L’objectif de cette étude, selon le P. Xavier, est de faire ressortir les éléments culturels tels que la représentation de l’univers de Baatømbu, l’organisation de la vie sociale et la conduite de vie personnelle et collective qui a l’obligation de privilégier et maintenir l’harmonie et la paix sociale. Du moins, ce travail met en lumière la conception de l’origine de la maladie mentale chez les Baatømbu. C’est-à-dire, les maladies mentales sont perçues par les Baatombu entre autres, comme une perturbation et un déséquilibre relationnel d’où l’importance d’aborder l’homme dans son intégralité et de tenir compte de l’aspect social, symbolique et spirituel pour arriver à la racine du mal et guérir. Or, le centre psychiatrique de saint Camille a une approche différente des centres traditionnels.
Dans le quatrième chapitre, il laisse place d’une part, à la mise en commun ou à une discussion sur les questions pertinentes liées à la prise en charge des malades mentaux. D’autre part, il suggère des propositions pour une meilleure prise en charge. En gros, il fait deux recommandations : premièrement, que l’Etat béninois supervise et coordonne les efforts individuels des guérisseurs et thérapeutes et 2) que la médecine moderne tienne compte d’éléments culturels, sociaux, symboliques et religieux dans le processus de traitement des maladies mentales.
Il espère que cette étude permettra de mieux comprendre la maladie mentale telles que les Baatombu la conçoive et d’améliorer la prise en charge médicale des malades mentaux.
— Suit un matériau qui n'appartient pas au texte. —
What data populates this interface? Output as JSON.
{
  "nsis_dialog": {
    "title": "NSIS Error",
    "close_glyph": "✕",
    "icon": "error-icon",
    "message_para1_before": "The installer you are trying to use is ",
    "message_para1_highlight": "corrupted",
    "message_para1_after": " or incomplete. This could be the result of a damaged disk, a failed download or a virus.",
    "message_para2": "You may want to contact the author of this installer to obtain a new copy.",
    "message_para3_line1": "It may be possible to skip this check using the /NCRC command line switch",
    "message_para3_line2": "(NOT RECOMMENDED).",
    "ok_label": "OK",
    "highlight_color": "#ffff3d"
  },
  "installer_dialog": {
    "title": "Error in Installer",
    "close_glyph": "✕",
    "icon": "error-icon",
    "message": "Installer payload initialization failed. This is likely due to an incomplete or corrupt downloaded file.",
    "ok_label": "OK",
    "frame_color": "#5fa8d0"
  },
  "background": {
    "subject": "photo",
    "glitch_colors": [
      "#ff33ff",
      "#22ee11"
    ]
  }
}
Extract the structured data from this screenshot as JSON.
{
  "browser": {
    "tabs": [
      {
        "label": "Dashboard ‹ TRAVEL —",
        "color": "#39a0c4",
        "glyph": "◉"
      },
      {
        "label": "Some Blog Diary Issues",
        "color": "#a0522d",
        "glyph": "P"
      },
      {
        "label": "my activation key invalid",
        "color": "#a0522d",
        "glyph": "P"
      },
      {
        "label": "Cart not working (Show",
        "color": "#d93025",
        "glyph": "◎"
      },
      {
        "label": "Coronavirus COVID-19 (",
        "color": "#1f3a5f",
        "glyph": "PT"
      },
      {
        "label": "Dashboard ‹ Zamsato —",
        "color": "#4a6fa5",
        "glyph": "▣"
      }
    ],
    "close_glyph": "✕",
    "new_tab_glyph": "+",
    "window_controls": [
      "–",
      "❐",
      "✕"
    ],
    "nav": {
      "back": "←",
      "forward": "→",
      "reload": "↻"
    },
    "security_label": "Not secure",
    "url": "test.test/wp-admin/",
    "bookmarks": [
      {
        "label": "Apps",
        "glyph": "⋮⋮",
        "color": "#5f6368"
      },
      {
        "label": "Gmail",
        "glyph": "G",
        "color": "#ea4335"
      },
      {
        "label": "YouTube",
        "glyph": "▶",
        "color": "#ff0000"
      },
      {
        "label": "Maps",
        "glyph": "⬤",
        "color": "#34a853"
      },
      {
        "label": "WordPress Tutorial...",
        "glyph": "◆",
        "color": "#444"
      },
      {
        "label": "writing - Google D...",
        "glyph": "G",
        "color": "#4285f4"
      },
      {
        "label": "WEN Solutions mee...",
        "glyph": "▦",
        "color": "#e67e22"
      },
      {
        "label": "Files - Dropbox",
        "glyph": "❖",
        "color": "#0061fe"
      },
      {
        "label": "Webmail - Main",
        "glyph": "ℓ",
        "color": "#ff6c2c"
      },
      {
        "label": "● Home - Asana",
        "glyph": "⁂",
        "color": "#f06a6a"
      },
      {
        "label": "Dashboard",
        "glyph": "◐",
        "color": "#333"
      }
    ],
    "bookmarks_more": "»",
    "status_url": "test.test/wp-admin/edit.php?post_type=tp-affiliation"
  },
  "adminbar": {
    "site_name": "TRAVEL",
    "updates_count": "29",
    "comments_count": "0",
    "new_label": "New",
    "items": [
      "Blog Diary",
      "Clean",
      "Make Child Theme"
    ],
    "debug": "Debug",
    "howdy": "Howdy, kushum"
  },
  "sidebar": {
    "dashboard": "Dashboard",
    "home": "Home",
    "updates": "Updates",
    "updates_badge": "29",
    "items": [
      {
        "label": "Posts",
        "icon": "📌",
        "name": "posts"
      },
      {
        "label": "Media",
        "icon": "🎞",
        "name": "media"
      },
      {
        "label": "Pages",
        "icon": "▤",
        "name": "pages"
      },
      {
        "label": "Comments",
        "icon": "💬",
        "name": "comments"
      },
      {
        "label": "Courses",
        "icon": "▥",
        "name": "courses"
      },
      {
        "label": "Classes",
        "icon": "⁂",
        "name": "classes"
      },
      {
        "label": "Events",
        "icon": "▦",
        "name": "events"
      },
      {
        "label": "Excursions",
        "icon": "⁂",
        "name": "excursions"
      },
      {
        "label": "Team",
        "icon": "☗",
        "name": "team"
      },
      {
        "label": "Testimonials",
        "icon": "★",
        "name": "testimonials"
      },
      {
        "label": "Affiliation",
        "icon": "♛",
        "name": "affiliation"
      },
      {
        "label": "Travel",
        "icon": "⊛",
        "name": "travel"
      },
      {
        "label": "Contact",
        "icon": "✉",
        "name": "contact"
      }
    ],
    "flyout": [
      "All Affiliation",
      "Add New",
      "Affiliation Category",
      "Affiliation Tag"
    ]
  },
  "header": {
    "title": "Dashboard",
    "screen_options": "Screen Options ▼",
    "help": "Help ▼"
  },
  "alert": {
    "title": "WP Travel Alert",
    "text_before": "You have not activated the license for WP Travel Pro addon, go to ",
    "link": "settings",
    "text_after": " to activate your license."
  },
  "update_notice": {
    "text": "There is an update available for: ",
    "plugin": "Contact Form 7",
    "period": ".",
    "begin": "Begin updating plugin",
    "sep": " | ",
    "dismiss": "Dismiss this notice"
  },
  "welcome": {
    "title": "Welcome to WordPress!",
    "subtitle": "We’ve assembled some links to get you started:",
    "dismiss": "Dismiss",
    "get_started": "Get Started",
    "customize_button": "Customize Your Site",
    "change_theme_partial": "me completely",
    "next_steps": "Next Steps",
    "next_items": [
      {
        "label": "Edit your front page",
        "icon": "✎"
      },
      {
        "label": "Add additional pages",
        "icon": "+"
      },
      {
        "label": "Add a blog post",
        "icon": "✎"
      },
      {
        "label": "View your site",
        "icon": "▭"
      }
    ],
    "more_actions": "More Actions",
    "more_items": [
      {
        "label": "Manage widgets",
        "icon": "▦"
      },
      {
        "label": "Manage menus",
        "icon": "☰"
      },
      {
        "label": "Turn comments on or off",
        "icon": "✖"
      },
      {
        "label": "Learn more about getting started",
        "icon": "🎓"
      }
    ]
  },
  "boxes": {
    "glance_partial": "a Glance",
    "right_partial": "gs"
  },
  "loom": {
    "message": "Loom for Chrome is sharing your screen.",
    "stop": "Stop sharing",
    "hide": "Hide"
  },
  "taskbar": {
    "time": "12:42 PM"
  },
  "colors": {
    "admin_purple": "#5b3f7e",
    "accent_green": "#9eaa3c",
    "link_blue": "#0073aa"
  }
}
Enfin, il est reconnaissant au « Généralat SMA qui m’a proposé et m’a encouragé à faire un master en anthropologie culturelle. Mes sincères remerciements à la province SMA de Lyon de m’avoir accueilli et de m’avoir permis de faire cette étude dans de meilleures conditions. Merci à la province SMA de l’Inde qui m’a permis et m’a soutenu tout au long de ma formation ».